July 13th, 2006
You thought I was a coward, but…
One day about five years ago I was in the midst of removing the lilies of the valley from an overgrown flower bed when suddenly I noticed, coiled up right next to my house, the largest snake I had ever seen in “the wild.” I saw this snake, mind you, after I had spent at least an hour in that garden, mercilessly driving my pitch fork into the soil and uprooting the closely packed plants. I had been all over that garden and I cannot believe I hadn’t stepped on - or forked - that snake. But there it was, seemingly undisturbed.
I couldn’t believe it. Right by my house. All throughout my childhood my brothers frightened me with garter snakes and I knew from the countless times my mother told me: there are no poisonous snakes in Minnesota. But still. It was this huge snake and it couldn’t stay there! I didn’t know what snakes can do. What if it could burrow into the ground and come into the house through a crack in the cement? I would never sleep again. I had the hard rake (it had a longer handle than the pitch fork) and the garden hose and with those two armaments I drove that snake out of the yard. I sprayed the water at it’s face while I prodded it out of the garden, across the grass and under the fence onto the sidewalk. I think it was kind of dazed by then because it was still there on the sidewalk after I had RUN to the garage and found a bucket to cover it with. Then, because, again, I didn’t know what snakes could do, I covered and surrounded the bucket with large stones before I went into the house to call animal control.
When they got to the house and lifted the bucket they discovered my quarry. It was a rattle snake. IT WAS A RATTLE SNAKE.
How many times in that hour in the garden had my ankle - my swollen 5 months pregnant with Henry ankle - been right within striking range? I KNEW I had seen that tail shake and had heard a rattle, but “there are no poisonous snakes in Minnesota” had made its mark on my intellect with such deeply held conviction (and comfort, I might add) that no matter how many hisses and rattles I heard, I still held onto that thought.

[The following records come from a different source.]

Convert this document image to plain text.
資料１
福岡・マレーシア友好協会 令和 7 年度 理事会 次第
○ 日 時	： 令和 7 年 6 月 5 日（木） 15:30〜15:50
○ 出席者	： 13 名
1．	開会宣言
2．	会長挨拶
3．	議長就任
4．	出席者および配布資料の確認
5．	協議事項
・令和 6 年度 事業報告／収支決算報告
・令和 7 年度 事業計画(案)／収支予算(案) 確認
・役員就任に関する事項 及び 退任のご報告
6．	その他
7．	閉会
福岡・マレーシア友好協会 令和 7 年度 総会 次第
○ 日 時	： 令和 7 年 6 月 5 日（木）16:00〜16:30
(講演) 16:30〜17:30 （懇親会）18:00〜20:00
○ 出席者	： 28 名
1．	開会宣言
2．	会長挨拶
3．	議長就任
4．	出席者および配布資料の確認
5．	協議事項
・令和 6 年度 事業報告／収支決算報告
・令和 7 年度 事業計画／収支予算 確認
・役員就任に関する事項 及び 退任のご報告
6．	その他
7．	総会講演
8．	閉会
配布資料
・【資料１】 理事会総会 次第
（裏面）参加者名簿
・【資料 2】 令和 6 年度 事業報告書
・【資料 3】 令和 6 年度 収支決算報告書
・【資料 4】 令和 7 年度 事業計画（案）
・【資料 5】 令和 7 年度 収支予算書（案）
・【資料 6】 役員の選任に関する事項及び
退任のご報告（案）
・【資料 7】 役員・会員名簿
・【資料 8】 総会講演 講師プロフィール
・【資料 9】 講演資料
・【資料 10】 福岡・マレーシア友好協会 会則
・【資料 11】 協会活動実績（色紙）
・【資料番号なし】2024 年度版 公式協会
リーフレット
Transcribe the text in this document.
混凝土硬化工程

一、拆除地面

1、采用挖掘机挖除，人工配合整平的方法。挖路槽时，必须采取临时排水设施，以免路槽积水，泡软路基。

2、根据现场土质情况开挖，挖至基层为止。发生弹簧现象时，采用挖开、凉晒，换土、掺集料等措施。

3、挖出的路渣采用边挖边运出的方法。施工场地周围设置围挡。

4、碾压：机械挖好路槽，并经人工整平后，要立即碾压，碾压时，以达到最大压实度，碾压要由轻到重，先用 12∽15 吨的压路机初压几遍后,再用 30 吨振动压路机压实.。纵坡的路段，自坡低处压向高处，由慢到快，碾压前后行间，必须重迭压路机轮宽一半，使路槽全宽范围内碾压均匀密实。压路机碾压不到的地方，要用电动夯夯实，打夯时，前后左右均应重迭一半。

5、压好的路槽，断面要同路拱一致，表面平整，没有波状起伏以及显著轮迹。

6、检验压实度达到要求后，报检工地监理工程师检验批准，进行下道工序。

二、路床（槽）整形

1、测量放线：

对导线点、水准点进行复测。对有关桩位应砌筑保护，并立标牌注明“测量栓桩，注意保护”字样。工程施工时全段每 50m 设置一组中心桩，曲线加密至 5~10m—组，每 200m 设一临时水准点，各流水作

Had I known it was a rattle snake, I would have screamed and run to the side door and pounded until Kenny (then 6) opened it and would have called 911. And they probably wouldn’t have believed me. And the snake would have crawled away somewhere and I would never sleep, or go outside again.
So all in all, I guess I’m glad it turned out how it did.
July 15th, 2006 at 9:40 am
Thirty Helens agree: “There are poisonous snakes in Minnesota”
July 15th, 2006 at 10:56 am
“Where do ya s’pose it came from?”
“Oh, up from The River.”
July 15th, 2006 at 11:32 am
I think it came from an EGG first!
July 16th, 2006 at 2:50 am
Oh Helen… Pregnant and in the garden, a vision I’ll never forget.